A spokesperson for Guest and Tanner told businessdigest in an interview that there was little response on the residential property side because individuals were cash-strapped.
“There are limited loans available for customers,” he said. “Banks are offering about $120 million and this can only be used for houses in high density suburbs such as Kuwadzana and Budiriro. There are no takers for houses in the $200 million range because there are few cash buyers due to limited amounts being offered by banks.”
A spokesperson for Southgate and Bancroft, on the other hand, said residential property sales had picked up and prices would be increasing soon if the situation remained the way it is.
“Just follow the trend of the Zimbabwe dollar against the other major currencies and you will be able to see what is actually happening in the property market,” he said in an interview.
“There are good sales in the commercial area. Our flats, for example, have been completely wiped out because many bank employees were given money to buy properties.”
He said high density suburb houses were now fetching between $80 million and $160 million, middle income between $160 million and $250 million, while upmarket properties were now ranging upwards of $500 million.
Stands in plush suburbs such as Borrowdale and Highlands are fetching $1 billion.

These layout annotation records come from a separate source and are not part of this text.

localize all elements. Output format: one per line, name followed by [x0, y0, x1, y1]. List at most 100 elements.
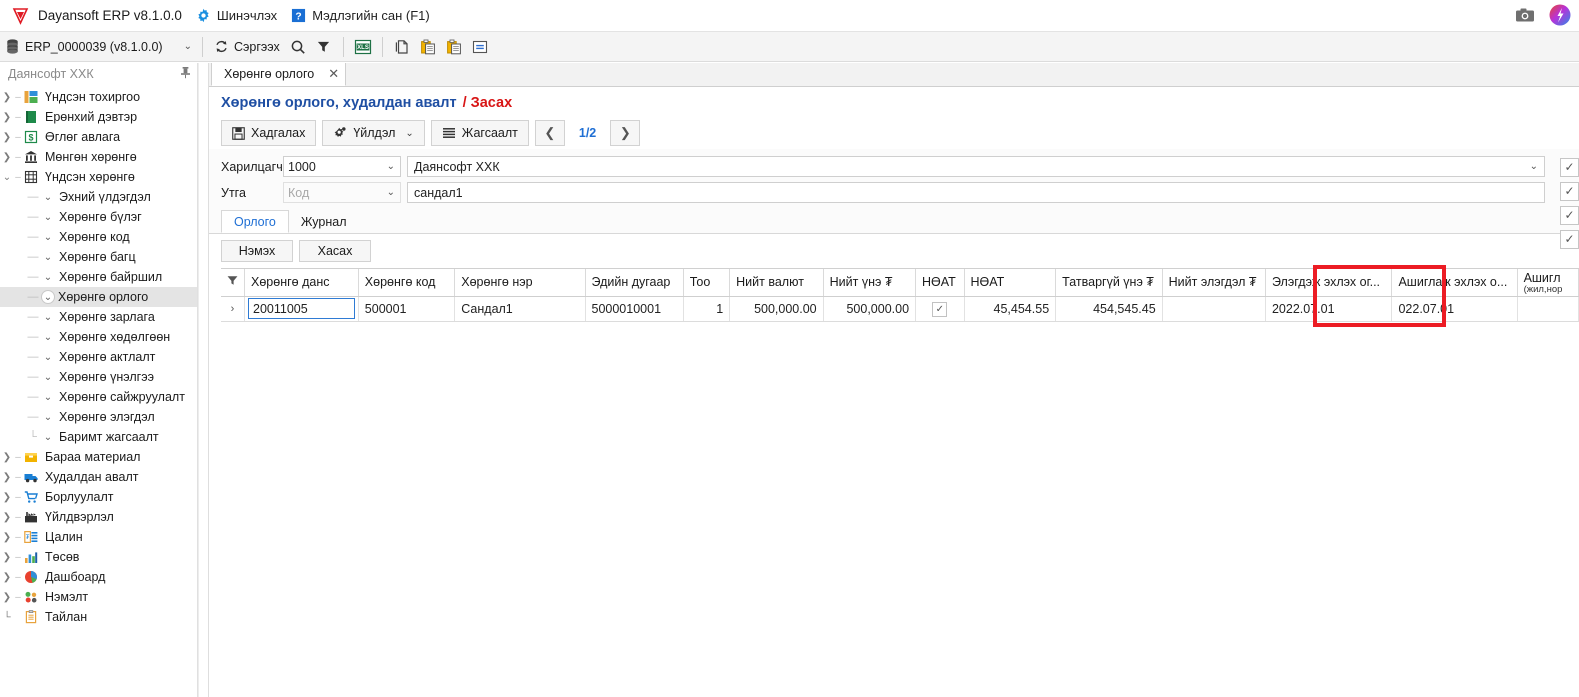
sidebar-item-hurungu-aktlalt[interactable]: — ⌄ Хөрөнгө актлалт: [0, 347, 197, 367]
sidebar-item-erunhii-devter[interactable]: ❯ – Ерөнхий дэвтэр: [0, 107, 197, 127]
sidebar-item-borluulalt[interactable]: ❯ – Борлуулалт: [0, 487, 197, 507]
sidebar-item-baraa-material[interactable]: ❯ – Бараа материал: [0, 447, 197, 467]
chevron-right-icon[interactable]: ❯: [0, 532, 14, 543]
cell-total-currency[interactable]: 500,000.00: [729, 296, 824, 322]
col-header-vat-amount[interactable]: НӨАТ: [964, 269, 1057, 297]
sidebar-item-nemelt[interactable]: ❯ – Нэмэлт: [0, 587, 197, 607]
chevron-right-icon[interactable]: ❯: [0, 492, 14, 503]
col-header-name[interactable]: Хөрөнгө нэр: [454, 269, 586, 297]
chevron-right-icon[interactable]: ❯: [0, 452, 14, 463]
col-header-depreciation-start-date[interactable]: Элэгдэж эхлэх ог...: [1265, 269, 1393, 297]
prev-record-button[interactable]: ❮: [534, 120, 565, 146]
document-tab-hurungu-orlogo[interactable]: Хөрөнгө орлого ✕: [211, 63, 347, 86]
paste-icon[interactable]: [415, 35, 441, 59]
sidebar-item-mungun-hurungu[interactable]: ❯ – Мөнгөн хөрөнгө: [0, 147, 197, 167]
sidebar-item-hurungu-orlogo[interactable]: — ⌄ Хөрөнгө орлого: [0, 287, 197, 307]
sidebar-item-hurungu-bairshil[interactable]: — ⌄ Хөрөнгө байршил: [0, 267, 197, 287]
search-icon[interactable]: [285, 35, 311, 59]
cell-name[interactable]: Сандал1: [454, 296, 586, 322]
paste-special-icon[interactable]: [441, 35, 467, 59]
filter-icon[interactable]: [311, 35, 337, 59]
partner-code-select[interactable]: 1000 ⌄: [283, 156, 401, 177]
cell-use-start-date[interactable]: 022.07.01: [1391, 296, 1518, 322]
description-code-select[interactable]: Код ⌄: [283, 182, 401, 203]
chevron-right-icon[interactable]: ❯: [0, 152, 14, 163]
chevron-right-icon[interactable]: ❯: [0, 472, 14, 483]
chevron-right-icon[interactable]: ❯: [0, 572, 14, 583]
col-header-useful-life[interactable]: Ашигл (жил,нор: [1517, 269, 1579, 297]
copy-icon[interactable]: [389, 35, 415, 59]
col-header-account[interactable]: Хөрөнгө данс: [244, 269, 359, 297]
chevron-down-icon[interactable]: ⌄: [40, 372, 56, 383]
account-edit-box[interactable]: 20011005: [248, 298, 355, 319]
chevron-down-icon[interactable]: ⌄: [40, 312, 56, 323]
row-expander[interactable]: ›: [221, 296, 245, 322]
sidebar-item-undsen-tohirgoo[interactable]: ❯ – Үндсэн тохиргоо: [0, 87, 197, 107]
grid-filter-header[interactable]: [221, 269, 245, 297]
sidebar-splitter[interactable]: [198, 63, 209, 697]
col-header-vat-flag[interactable]: НӨАТ: [915, 269, 965, 297]
form-checkbox-3[interactable]: ✓: [1560, 205, 1579, 225]
vat-checkbox[interactable]: ✓: [932, 301, 948, 317]
cell-total-price[interactable]: 500,000.00: [823, 296, 917, 322]
form-checkbox-4[interactable]: ✓: [1560, 229, 1579, 249]
form-checkbox-2[interactable]: ✓: [1560, 181, 1579, 201]
chevron-down-icon[interactable]: ⌄: [40, 352, 56, 363]
sidebar-item-ehnii-uldegdel[interactable]: — ⌄ Эхний үлдэгдэл: [0, 187, 197, 207]
save-button[interactable]: Хадгалах: [221, 120, 317, 146]
chevron-down-icon[interactable]: ⌄: [40, 392, 56, 403]
form-checkbox-1[interactable]: ✓: [1560, 157, 1579, 177]
sidebar-item-hurungu-elegdel[interactable]: — ⌄ Хөрөнгө элэгдэл: [0, 407, 197, 427]
table-row[interactable]: › 20011005 500001 Сандал1 5000010001 1 5…: [221, 296, 1579, 322]
sidebar-item-hurungu-kod[interactable]: — ⌄ Хөрөнгө код: [0, 227, 197, 247]
sidebar-item-uglug-avlaga[interactable]: ❯ – $ Өглөг авлага: [0, 127, 197, 147]
cell-account[interactable]: 20011005: [244, 296, 359, 322]
col-header-econ[interactable]: Эдийн дугаар: [585, 269, 684, 297]
chevron-right-icon[interactable]: ❯: [0, 592, 14, 603]
chevron-down-icon[interactable]: ⌄: [40, 192, 56, 203]
chevron-right-icon[interactable]: ❯: [0, 512, 14, 523]
operation-button[interactable]: Үйлдэл ⌄: [322, 120, 425, 146]
col-header-qty[interactable]: Тоо: [683, 269, 731, 297]
chevron-down-icon[interactable]: ⌄: [41, 290, 55, 304]
close-icon[interactable]: ✕: [328, 66, 339, 82]
chevron-down-icon[interactable]: ⌄: [40, 432, 56, 443]
chevron-down-icon[interactable]: ⌄: [405, 128, 413, 139]
chevron-down-icon[interactable]: ⌄: [40, 272, 56, 283]
col-header-code[interactable]: Хөрөнгө код: [358, 269, 456, 297]
cell-depreciation-start-date[interactable]: 2022.07.01: [1265, 296, 1393, 322]
database-selector[interactable]: ERP_0000039 (v8.1.0.0) ⌄: [6, 35, 196, 58]
sidebar-item-dashboard[interactable]: ❯ – Дашбоард: [0, 567, 197, 587]
refresh-button[interactable]: Сэргээх: [209, 35, 285, 59]
add-row-button[interactable]: Нэмэх: [221, 240, 293, 262]
sidebar-item-barimt-jagsaalt[interactable]: └ ⌄ Баримт жагсаалт: [0, 427, 197, 447]
sidebar-item-hurungu-hudulguun[interactable]: — ⌄ Хөрөнгө хөдөлгөөн: [0, 327, 197, 347]
chevron-down-icon[interactable]: ⌄: [40, 332, 56, 343]
sidebar-item-hurungu-bagts[interactable]: — ⌄ Хөрөнгө багц: [0, 247, 197, 267]
chevron-right-icon[interactable]: ❯: [0, 132, 14, 143]
cell-useful-life[interactable]: [1517, 296, 1579, 322]
sidebar-item-undsen-hurungu[interactable]: ⌄ – Үндсэн хөрөнгө: [0, 167, 197, 187]
pin-icon[interactable]: [180, 66, 191, 82]
camera-icon[interactable]: [1515, 7, 1535, 26]
menu-item-knowledge-base[interactable]: ? Мэдлэгийн сан (F1): [291, 8, 430, 23]
next-record-button[interactable]: ❯: [610, 120, 641, 146]
tab-jurnal[interactable]: Журнал: [289, 210, 359, 233]
chevron-down-icon[interactable]: ⌄: [0, 172, 14, 183]
properties-icon[interactable]: [467, 35, 493, 59]
col-header-use-start-date[interactable]: Ашиглаж эхлэх о...: [1391, 269, 1518, 297]
filter-icon[interactable]: [227, 275, 238, 289]
sidebar-item-hurungu-saijruulalt[interactable]: — ⌄ Хөрөнгө сайжруулалт: [0, 387, 197, 407]
cell-qty[interactable]: 1: [683, 296, 731, 322]
chevron-right-icon[interactable]: ❯: [0, 552, 14, 563]
cell-total-depreciation[interactable]: [1162, 296, 1266, 322]
profile-icon[interactable]: [1549, 4, 1571, 29]
col-header-total-price[interactable]: Нийт үнэ ₮: [823, 269, 917, 297]
cell-no-tax-price[interactable]: 454,545.45: [1055, 296, 1163, 322]
menu-item-update[interactable]: Шинэчлэх: [196, 8, 277, 23]
chevron-right-icon[interactable]: ❯: [0, 92, 14, 103]
cell-econ[interactable]: 5000010001: [585, 296, 684, 322]
sidebar-item-hurungu-unelgee[interactable]: — ⌄ Хөрөнгө үнэлгээ: [0, 367, 197, 387]
col-header-no-tax-price[interactable]: Татваргүй үнэ ₮: [1055, 269, 1163, 297]
chevron-down-icon[interactable]: ⌄: [40, 232, 56, 243]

Sadomba said in June 2003 when he took over as president of REIZ he felt encouraged because he had the feeling that “I was going to lead a group of wealthy or prosperous professionals”.
“A lot of our key staff/professionals were leaving the country for ‘greener’ pastures outside Zimbabwe,” he said.
“While this was generally the sad state of affairs I felt encouraged because I had a feeling that I was going to lead a group of wealthy or prosperous professionals. I had this feeling because our profession is unique as sometimes we prosper whether the general economy is doing well or badly. In the year 2003 our professionals engaged in the various disciplines – valuations, agency, property management and property development – and were very busy despite the poor economic conditions that were prevailing.”
Sadomba said the hazy conditions prevailing in the property market when he took over as president remained until the end of November 2003.
“Towards the end of November 2003 the property market was affected by high interest rates which put an end to demand from those who were purchasing properties for speculative purposes – individuals and institutions alike,” he said.
“The financial services sector was also faced with liquidity problems. Interest rates rose overnight to more than 600%.”
He said the high interest rates reduced activity in the property market by those who had access to cheap money.
“It also reduced the amount buyers wanting to borrow from building societies could afford,” he said.
Sadomba said there was a lot of uncertainty in the market with some sellers holding on to their properties in anticipation of higher prices.
Estate agents contacted say the situation has not changed.
Some potential purchasers stopped looking, expecting property prices to go down as they were anticipating that those who had purchased property for speculative purposes using cheap money would dump their properties on the market to settle their debts.
“In general, at the beginning of the year buyers and sellers adopted a wait-and-see attitude and as a result there was no meaningful activity in the market,” Sadomba said.